Abstract: Classified by the contemporary political thought as a novelty unique in human history and is regarded as emblematic example of the erosion of political, totalitarian phenomenon provoked controversy regarding the terms used in the process of understanding. For example, when it stated that its ultimate goal was "to transform human nature," this expression noise caused discomfort to the ears of those who tuned in to the metaphysical tradition, have always defined human nature as an unchanging essence. This article discusses and shows the meaning and scope of that term in contemporary political thought, demystifying it of its metaphysical origin.
Keywords: Totalitarianism, Human Nature, Politics, Philosophy, Totalitarismo, Natureza humana, Política, Filosofia.
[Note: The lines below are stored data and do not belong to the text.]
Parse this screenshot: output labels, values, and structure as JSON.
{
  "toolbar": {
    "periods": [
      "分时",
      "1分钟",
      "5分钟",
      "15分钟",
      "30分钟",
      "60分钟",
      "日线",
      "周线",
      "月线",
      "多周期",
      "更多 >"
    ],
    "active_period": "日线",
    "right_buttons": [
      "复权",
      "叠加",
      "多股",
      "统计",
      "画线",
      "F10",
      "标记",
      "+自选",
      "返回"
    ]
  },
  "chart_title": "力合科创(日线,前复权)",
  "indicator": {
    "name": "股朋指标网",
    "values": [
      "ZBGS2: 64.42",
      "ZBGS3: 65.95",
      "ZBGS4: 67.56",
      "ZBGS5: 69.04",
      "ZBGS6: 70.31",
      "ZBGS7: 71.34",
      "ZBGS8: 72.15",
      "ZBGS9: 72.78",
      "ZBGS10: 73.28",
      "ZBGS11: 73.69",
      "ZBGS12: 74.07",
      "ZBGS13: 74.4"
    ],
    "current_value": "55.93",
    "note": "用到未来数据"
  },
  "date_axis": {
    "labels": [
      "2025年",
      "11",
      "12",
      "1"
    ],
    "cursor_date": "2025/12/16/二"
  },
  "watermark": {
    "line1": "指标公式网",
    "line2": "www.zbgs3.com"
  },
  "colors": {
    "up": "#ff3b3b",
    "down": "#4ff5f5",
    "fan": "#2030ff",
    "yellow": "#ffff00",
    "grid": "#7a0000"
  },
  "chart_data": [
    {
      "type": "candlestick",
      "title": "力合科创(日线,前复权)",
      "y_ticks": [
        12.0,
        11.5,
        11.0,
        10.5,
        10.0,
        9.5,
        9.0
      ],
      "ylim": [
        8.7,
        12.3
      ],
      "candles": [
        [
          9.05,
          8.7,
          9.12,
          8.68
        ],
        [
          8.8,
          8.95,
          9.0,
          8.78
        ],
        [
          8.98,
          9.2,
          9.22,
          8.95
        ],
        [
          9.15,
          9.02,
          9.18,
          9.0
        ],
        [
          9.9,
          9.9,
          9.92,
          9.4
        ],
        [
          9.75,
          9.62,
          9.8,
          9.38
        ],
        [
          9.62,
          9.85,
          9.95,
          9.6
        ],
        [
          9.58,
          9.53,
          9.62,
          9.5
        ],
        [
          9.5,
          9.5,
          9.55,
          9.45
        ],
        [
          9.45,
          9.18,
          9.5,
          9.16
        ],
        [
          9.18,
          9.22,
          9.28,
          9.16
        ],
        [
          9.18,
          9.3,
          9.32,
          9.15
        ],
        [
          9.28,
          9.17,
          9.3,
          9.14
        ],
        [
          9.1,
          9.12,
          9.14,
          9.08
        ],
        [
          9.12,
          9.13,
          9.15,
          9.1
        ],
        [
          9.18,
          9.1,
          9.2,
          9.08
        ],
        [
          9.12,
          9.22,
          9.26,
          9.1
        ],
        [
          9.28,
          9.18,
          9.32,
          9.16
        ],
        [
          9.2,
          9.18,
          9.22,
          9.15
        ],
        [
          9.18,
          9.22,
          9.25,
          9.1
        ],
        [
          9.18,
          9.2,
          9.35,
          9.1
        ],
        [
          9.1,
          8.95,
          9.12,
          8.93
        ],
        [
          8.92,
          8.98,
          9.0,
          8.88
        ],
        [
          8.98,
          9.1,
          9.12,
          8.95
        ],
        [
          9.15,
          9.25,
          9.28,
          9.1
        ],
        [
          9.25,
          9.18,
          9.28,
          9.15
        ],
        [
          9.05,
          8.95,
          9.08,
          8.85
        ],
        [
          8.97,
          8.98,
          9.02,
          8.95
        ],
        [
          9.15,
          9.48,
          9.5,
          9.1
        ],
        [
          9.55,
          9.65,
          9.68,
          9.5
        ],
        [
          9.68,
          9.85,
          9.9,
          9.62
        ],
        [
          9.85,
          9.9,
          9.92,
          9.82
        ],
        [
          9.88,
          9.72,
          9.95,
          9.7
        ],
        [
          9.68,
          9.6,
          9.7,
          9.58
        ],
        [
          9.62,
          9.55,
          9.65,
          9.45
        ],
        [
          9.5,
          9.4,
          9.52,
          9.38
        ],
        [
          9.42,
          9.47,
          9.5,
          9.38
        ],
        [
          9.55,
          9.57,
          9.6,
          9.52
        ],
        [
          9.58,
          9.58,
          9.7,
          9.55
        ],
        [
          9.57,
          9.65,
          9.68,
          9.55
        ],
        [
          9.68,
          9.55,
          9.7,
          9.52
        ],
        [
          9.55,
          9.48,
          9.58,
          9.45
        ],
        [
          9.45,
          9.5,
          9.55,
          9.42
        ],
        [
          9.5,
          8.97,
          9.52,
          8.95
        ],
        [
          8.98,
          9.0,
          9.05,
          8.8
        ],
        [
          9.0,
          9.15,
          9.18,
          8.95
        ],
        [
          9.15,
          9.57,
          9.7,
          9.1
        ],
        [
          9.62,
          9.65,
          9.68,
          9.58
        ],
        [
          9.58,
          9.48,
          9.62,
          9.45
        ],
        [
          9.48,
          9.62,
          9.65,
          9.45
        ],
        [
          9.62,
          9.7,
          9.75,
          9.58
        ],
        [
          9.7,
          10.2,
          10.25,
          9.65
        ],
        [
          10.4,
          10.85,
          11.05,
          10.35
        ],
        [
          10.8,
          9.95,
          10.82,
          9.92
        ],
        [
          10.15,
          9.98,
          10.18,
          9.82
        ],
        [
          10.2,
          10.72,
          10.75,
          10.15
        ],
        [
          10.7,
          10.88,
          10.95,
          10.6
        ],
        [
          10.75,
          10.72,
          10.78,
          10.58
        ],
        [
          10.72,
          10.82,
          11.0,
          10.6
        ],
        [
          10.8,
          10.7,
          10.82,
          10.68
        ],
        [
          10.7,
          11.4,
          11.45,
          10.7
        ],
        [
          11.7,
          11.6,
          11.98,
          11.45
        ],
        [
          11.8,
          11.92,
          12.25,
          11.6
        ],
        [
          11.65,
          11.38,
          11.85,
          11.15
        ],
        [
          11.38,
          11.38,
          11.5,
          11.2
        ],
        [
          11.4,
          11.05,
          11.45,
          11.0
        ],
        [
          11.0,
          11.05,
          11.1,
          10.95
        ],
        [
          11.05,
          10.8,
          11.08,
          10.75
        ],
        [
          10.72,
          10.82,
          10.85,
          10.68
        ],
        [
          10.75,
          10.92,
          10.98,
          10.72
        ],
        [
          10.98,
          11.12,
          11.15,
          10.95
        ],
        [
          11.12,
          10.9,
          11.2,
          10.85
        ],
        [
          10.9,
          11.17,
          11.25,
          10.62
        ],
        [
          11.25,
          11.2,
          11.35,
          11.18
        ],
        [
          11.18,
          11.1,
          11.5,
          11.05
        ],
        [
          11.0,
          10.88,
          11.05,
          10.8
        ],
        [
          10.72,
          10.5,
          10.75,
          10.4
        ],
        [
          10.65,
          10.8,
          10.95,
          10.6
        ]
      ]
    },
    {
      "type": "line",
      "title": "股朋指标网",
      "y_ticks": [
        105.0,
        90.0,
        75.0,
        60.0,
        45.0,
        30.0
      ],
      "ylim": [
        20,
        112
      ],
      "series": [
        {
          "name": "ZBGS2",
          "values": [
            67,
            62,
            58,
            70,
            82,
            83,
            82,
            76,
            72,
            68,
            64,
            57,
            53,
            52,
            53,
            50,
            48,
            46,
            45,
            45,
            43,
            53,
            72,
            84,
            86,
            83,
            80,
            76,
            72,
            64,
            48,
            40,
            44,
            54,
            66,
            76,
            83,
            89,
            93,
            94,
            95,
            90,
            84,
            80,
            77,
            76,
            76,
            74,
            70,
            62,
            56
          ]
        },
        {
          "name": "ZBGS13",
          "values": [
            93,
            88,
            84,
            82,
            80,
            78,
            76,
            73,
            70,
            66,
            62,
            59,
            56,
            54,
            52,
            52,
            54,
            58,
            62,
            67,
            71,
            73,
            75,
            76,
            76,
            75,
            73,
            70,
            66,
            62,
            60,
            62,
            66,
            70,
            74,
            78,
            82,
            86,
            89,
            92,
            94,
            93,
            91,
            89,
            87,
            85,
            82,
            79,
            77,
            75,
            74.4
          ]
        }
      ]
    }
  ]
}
Dos pensadores contemporâneos que refletiram sobre o fenômeno totalitário, Arendt foi quem mas se destacou e, foi também, quem utilizou a expressão “ natureza humana” em um sentido diferente do habitual, ou seja, em sentido político e não metafísico ou filosófico na compreensão do totalitarismo. Assim, sua obra Origens do totalitarismo, não só apresentou ao mundo uma forma de dominação nova e sem precedentes na história da humanidade, mas apresentou, também, uma forma nova de se lidar com os acontecimentos, principalmente os acontecimentos políticos, que destroem, com efeito, os usos convencionados da investigação acadêmica ligada à tradição do pensamento ocidental. No entanto, ao conceber um sentido diferente à expressão tradicional do pensamento ocidental (“natureza humana”) entrou em polêmica com o filósofo político E. Voegelin.
Para quem aspira essencialmente um domínio total e seguro do homem e da história, o seu inimigo principal não é o mundo exterior, mas “a imprevisibilidade que advém do fato de que os homens são criativos, de que podem produzir algo novo que ninguém jamais previu” (ARENDT, 1990, p.509-510), isso sim, é insuportável. O poder total requer um mundo de reflexos condicionados, de “cidadãos” com o grau zero de espontaneidade, por isso, o objetivo supremo do totalitarismo “não é a transformação do mundo exterior ou a transformação revolucionária da sociedade, mas a transformação da própria natureza humana” (ARENDT, p.510)
A afirmação “transformar a natureza humana” soa mal aos ouvidos daqueles que estão acostumados, ou sintonizados à tradição que sempre procurou definir a natureza humana, como uma essência imutável, e concluir a partir daí, a impossibilidade de um domínio total. Quase todos os importantes assuntos da Filosofia, da Psicologia, da Religião e do dia-a-dia do homem envolvem a questão da natureza humana. A maior parte dos pensadores da Antigüidade grega, da Idade Média e até da época do iluminismo, nos séculos XVII e XVIII, assumiram o posicionamento favorável à existência da natureza humana, isto é, algo que, filosoficamente falando, constitui a “essência do homem”.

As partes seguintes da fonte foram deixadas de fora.